It is obvious that Jem wants to follow in Atticus's footsteps when he is older, already considering a career in law, although when Atticus cons Jem into divulging the truth about the Radley Game,
Jem yelled after him: "I thought I wanted to be a lawyer but I ain't so sure now!"
Atticus is eventually able to convince Jem that Boo deserves his privacy, and through Atticus's guidance--mostly by his refusal to discuss Boo's private life--Jem eventually sees for himself that Boo is a friend and not someone to be feared. When Atticus shocks Jem by taking down the rabid dog with a single shot between the eyes, Jem wonders why Atticus has never bragged about this skill before. But after Miss Maudie explains that it is just a part of Atticus's humble and peaceful nature, Jem understands that
"Atticus is a gentleman, just like me!"
Jem goes from hating Mrs. Dubose to lamenting her death, thanks to Atticus's frank discussion about her drug addiction and unique form of bravery. After the jury's guilty verdict in the Tom Robinson trial, Jem is once again scornful about juries and the law, but Atticus convinces him that "nothing in your life has interfered with your reasoning process." Miss Maudie explains to Jem how Atticus was "born to do our unpleasant jobs for us," and that he has much support in Maycomb, something that Jem found lacking in the community. Jem's final acts in the novel show that he is not unlike Atticus.

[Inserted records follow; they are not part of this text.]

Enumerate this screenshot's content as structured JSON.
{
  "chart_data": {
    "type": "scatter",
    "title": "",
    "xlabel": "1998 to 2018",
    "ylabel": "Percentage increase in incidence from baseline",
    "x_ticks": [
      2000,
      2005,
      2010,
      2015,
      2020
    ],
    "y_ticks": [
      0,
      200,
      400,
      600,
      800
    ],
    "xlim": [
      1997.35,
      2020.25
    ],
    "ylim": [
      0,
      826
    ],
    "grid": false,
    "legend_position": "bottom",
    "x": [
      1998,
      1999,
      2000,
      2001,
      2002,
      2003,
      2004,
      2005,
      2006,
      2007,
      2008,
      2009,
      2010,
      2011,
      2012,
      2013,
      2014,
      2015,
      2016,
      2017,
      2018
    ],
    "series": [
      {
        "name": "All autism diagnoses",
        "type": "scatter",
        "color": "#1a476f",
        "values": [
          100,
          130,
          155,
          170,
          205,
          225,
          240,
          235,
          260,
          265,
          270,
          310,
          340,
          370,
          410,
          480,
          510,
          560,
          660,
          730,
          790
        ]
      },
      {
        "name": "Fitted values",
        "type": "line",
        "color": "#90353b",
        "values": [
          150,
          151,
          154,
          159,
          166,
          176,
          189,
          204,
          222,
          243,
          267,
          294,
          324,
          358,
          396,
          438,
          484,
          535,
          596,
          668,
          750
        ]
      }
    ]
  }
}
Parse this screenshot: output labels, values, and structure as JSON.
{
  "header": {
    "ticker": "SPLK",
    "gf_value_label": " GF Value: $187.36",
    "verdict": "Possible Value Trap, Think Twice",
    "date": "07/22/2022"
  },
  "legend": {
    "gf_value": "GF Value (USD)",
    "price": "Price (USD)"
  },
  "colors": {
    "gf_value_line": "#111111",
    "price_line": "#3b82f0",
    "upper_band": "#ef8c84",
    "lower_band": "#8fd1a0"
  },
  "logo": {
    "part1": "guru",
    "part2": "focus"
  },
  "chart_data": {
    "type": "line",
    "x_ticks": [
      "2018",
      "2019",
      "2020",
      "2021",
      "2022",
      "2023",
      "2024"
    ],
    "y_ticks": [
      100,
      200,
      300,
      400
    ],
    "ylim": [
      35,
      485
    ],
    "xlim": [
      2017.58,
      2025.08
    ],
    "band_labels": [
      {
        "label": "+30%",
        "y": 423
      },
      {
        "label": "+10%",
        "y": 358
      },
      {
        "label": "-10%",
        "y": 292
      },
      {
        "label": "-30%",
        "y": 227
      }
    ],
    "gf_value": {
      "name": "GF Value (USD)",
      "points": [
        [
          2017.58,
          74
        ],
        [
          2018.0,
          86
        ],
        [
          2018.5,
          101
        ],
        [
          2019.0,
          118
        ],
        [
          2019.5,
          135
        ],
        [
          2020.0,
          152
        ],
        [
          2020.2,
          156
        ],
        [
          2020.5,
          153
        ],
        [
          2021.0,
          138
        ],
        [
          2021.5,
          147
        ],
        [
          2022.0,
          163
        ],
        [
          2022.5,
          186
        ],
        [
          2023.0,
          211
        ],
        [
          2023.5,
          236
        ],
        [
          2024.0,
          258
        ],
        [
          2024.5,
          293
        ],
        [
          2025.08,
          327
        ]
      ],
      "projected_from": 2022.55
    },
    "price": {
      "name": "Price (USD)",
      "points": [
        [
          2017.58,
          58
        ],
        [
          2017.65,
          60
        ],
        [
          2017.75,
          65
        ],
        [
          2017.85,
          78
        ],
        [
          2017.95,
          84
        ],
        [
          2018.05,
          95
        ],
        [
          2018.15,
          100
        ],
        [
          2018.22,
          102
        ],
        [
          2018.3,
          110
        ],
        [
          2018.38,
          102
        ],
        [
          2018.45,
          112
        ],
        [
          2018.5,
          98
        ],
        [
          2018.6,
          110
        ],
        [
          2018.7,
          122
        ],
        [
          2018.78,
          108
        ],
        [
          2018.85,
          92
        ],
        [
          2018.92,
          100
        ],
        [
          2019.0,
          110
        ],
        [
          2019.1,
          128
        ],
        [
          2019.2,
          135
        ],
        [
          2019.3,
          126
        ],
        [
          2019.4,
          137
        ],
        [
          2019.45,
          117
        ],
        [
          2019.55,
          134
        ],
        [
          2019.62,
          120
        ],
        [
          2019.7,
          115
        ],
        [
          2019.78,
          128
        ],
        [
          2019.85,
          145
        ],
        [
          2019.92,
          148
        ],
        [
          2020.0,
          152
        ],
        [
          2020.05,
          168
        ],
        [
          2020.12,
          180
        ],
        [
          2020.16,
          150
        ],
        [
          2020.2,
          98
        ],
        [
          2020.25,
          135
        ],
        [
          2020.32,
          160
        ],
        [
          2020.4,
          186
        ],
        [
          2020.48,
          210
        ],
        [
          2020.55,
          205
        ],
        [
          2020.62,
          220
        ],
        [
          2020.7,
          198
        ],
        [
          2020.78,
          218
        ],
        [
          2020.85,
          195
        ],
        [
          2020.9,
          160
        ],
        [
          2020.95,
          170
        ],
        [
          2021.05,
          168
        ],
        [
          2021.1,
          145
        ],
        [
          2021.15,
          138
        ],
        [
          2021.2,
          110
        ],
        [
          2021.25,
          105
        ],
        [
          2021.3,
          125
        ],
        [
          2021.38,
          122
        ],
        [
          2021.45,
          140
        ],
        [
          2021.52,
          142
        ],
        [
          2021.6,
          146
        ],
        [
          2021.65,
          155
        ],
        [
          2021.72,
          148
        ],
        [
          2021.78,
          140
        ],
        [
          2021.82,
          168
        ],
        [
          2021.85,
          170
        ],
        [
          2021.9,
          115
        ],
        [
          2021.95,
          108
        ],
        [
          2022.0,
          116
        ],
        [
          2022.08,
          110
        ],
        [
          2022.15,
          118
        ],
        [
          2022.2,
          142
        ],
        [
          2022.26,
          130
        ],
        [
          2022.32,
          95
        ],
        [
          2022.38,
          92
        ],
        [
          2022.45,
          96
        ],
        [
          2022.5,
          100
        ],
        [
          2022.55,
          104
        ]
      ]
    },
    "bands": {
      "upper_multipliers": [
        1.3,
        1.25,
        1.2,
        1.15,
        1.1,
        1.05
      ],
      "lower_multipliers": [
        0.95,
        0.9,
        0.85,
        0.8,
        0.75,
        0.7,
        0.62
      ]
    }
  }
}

When his father is too tired to escort Scout to the Halloween pageant, Atticus assigns Jem to take Scout, even though
... he said he wouldn't be caught anywhere near the high school at something like that.
Yet Jem agrees to walk Scout to the school without complaint, and when Bob Ewell attacks his sister, Jem reacts just as Atticus would have done: protecting Scout at the risk of his own life.